I smirked, liking him calling my talents ‘superpowers’. “Yeah, but you don’t listen to my diamonds.”

“Well, they’re very beautiful. But they are rocks, one of which has been sitting by itself for an age,” he reminded me.

“They know more about me than me!” I assured him, rising to the defense of my sweet little diamonds. Or should I say, big diamonds. They were the size of softballs.

“That doesn’t say much. You’ve only known what you were for a couple of weeks.”

I rolled my eyes. This was the same argument that we’d been having for the last two days. Since Russia.

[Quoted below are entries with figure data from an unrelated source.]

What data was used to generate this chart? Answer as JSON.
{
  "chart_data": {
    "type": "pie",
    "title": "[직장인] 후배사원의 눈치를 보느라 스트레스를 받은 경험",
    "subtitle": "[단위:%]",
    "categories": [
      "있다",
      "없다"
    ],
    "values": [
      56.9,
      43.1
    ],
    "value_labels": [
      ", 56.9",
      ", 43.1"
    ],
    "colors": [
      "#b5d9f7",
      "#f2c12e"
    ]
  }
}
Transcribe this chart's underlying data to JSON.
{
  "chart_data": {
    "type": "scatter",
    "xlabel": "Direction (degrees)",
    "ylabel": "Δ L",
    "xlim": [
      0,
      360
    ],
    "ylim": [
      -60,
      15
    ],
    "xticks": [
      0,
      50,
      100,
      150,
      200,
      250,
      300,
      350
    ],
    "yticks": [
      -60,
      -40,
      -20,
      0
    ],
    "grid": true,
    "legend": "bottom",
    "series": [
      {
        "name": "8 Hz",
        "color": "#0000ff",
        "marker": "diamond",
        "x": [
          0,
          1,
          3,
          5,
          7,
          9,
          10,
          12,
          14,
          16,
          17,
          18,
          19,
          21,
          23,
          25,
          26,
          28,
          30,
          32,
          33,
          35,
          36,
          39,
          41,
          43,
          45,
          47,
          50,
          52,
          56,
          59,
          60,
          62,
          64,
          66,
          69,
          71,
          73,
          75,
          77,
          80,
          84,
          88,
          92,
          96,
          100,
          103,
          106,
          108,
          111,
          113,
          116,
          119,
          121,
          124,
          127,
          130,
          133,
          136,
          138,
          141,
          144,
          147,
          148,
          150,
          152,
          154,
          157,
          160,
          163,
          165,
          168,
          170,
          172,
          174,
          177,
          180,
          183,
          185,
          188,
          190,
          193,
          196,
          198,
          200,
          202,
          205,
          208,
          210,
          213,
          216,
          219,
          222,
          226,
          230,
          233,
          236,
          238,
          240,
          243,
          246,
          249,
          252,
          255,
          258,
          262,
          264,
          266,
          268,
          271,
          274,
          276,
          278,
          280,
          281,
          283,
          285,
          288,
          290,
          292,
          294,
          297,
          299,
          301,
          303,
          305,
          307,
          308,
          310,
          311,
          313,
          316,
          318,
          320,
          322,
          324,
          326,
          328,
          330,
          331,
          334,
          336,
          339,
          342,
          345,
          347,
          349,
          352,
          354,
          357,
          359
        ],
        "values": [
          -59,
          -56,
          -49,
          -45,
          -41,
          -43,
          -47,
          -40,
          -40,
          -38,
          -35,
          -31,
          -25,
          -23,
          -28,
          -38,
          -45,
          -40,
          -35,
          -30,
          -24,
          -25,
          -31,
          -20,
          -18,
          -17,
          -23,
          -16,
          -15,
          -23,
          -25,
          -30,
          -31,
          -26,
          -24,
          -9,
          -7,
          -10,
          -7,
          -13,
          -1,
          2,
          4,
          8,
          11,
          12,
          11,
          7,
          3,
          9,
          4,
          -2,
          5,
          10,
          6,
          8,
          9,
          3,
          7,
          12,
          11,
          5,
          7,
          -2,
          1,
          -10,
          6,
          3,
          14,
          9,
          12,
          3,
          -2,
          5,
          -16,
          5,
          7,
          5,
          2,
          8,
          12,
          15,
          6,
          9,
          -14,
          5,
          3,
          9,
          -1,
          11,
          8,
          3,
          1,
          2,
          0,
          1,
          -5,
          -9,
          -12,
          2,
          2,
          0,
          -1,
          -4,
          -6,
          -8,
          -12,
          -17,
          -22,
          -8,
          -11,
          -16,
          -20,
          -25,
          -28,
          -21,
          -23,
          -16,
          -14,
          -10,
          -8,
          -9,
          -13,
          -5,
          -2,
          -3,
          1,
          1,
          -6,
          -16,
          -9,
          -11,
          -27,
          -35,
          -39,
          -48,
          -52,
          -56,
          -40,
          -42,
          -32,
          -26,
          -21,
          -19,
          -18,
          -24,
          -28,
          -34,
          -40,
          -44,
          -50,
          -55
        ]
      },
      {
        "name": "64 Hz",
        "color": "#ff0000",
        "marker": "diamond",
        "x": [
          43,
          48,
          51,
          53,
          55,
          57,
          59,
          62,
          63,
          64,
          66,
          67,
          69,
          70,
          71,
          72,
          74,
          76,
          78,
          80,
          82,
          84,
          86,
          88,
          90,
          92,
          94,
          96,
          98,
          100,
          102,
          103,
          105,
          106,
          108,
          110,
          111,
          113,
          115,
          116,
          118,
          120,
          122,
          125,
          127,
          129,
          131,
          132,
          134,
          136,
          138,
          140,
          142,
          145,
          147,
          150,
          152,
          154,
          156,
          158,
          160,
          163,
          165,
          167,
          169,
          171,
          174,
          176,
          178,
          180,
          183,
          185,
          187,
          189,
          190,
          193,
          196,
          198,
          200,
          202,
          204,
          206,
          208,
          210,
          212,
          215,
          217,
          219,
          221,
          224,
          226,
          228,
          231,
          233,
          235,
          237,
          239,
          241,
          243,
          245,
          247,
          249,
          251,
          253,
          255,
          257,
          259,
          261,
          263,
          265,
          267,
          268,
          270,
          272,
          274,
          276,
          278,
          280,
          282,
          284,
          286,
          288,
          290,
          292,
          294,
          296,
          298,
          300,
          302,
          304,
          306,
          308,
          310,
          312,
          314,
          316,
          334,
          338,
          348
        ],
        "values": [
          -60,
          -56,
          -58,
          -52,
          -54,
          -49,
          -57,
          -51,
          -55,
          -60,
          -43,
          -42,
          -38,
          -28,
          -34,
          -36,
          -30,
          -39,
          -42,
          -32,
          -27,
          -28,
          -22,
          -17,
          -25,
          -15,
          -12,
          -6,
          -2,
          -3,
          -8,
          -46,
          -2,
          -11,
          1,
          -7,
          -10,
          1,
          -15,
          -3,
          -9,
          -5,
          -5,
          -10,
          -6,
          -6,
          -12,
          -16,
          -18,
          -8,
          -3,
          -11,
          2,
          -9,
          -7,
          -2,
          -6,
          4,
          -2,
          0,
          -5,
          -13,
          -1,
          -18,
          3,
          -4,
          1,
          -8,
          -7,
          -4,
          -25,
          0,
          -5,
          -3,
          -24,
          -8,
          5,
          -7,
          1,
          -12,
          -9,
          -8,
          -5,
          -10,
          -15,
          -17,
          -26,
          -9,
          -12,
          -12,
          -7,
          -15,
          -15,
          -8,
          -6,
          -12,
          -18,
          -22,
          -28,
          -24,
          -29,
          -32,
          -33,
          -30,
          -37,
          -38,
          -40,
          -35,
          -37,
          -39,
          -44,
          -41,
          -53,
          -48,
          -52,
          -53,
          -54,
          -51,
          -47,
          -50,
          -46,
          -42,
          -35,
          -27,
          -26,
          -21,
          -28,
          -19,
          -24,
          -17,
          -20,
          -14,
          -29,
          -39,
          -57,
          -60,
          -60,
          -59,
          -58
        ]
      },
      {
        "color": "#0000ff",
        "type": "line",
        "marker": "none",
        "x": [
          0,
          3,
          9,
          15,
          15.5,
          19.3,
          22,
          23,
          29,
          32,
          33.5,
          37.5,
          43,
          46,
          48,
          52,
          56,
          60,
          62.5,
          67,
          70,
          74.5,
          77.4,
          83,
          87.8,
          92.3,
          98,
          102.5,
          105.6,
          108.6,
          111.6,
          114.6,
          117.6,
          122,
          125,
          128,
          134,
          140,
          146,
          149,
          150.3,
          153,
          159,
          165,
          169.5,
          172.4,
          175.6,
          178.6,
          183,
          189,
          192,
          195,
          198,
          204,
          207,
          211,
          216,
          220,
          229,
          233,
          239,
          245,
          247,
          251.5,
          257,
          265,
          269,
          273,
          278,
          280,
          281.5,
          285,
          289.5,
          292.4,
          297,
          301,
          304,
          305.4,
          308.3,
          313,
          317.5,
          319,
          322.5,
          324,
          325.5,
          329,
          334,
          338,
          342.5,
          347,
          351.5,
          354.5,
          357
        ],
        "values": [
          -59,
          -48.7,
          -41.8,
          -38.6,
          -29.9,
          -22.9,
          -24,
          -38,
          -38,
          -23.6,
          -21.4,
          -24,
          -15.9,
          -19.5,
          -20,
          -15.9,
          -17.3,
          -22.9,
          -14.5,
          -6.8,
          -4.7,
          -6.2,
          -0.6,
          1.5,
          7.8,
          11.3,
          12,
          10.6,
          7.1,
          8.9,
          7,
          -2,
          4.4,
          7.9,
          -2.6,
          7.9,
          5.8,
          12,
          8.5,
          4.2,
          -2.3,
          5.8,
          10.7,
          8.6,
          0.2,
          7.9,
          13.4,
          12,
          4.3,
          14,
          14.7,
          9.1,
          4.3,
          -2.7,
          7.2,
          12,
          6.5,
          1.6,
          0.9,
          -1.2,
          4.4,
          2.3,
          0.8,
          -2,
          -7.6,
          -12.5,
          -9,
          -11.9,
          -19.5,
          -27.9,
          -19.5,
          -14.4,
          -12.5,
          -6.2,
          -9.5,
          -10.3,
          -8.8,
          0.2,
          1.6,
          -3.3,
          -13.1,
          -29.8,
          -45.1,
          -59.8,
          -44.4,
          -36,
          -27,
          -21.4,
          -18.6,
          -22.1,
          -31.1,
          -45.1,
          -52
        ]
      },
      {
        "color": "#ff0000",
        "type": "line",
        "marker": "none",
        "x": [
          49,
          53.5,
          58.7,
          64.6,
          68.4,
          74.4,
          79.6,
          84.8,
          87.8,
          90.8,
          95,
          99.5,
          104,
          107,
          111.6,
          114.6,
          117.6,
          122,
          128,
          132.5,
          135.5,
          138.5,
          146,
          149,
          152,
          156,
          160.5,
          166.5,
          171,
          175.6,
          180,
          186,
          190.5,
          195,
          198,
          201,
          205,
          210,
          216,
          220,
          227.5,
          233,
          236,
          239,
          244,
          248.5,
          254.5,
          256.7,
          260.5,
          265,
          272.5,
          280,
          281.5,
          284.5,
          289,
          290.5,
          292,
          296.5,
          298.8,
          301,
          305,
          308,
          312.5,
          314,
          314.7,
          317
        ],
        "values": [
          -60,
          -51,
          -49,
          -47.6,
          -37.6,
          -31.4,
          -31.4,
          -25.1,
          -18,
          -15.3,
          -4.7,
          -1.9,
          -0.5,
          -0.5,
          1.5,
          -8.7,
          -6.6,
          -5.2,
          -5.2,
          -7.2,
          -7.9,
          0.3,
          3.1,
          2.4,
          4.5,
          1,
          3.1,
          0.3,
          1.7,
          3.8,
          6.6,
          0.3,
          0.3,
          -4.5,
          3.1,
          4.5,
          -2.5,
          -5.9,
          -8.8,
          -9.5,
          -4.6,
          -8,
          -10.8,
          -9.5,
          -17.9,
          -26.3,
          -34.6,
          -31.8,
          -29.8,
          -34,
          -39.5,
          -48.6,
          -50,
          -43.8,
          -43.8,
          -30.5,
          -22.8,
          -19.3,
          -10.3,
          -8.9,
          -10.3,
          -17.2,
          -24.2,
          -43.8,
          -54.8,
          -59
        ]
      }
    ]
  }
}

It had been just going around in circles.

His eyes were drooping, I noticed.

“Are you picking a fight because you’re a tired, cranky dragon?” I teased him.

“I’ve emptied two liters!” he said, as if this was a huge feat.

I rolled my eyes. “That’s nothing! Look at you! You’re huge!”

“It’s not easy when your blood’s made of crystals. That’s all I’m saying. My body is not efficient in receiving injury, and it doesn’t bleed well.”

I smirked and shrugged, since my blood was supposedly similar, or at least the non-human part. Still, I didn’t have any trouble at all bleeding. “I’d do it for you if I could,” I assured him with a wink.

He rolled his eyes. “I feel better doing things for you than you doing things for me,” he admitted. “You’ve already given me your freedom and your body. Giving you some blood is really the least I could do.”

“Especially when this plan’s not gonna work,” I added.

He huffed and looked me over threateningly.

I just shrugged. It wasn’t as if he was going to eat me. “I’m just saying. Don’t get your hopes up… I know mine aren’t.”

“Go to sleep, Murtagh,” Miles said from down by his feet. “By the time you wake, we’ll see if she’s wrong or not.”

He grunted and then looked at me. His eyes were extremely similar to his human eyes. Just large and grave. “Don’t go anywhere,” he told me. “If you so much as grab something from the vending machine before one of us wakes up, I will not be pleased. What do you think will happen?”

“Fire and brimstone?” I guessed, and he tilted his head, his expression exasperated. “What?” I smirked. “Dragon wrath!”

“Not quite, but you’ll be sorry enough,” he threatened before slowly rolling over in a way that I was able to slide down and off his belly. “Be good,” he grumbled at me.

“Okay, big guy.” I patted one of his suitcase-sized toes. “I’ll be good.”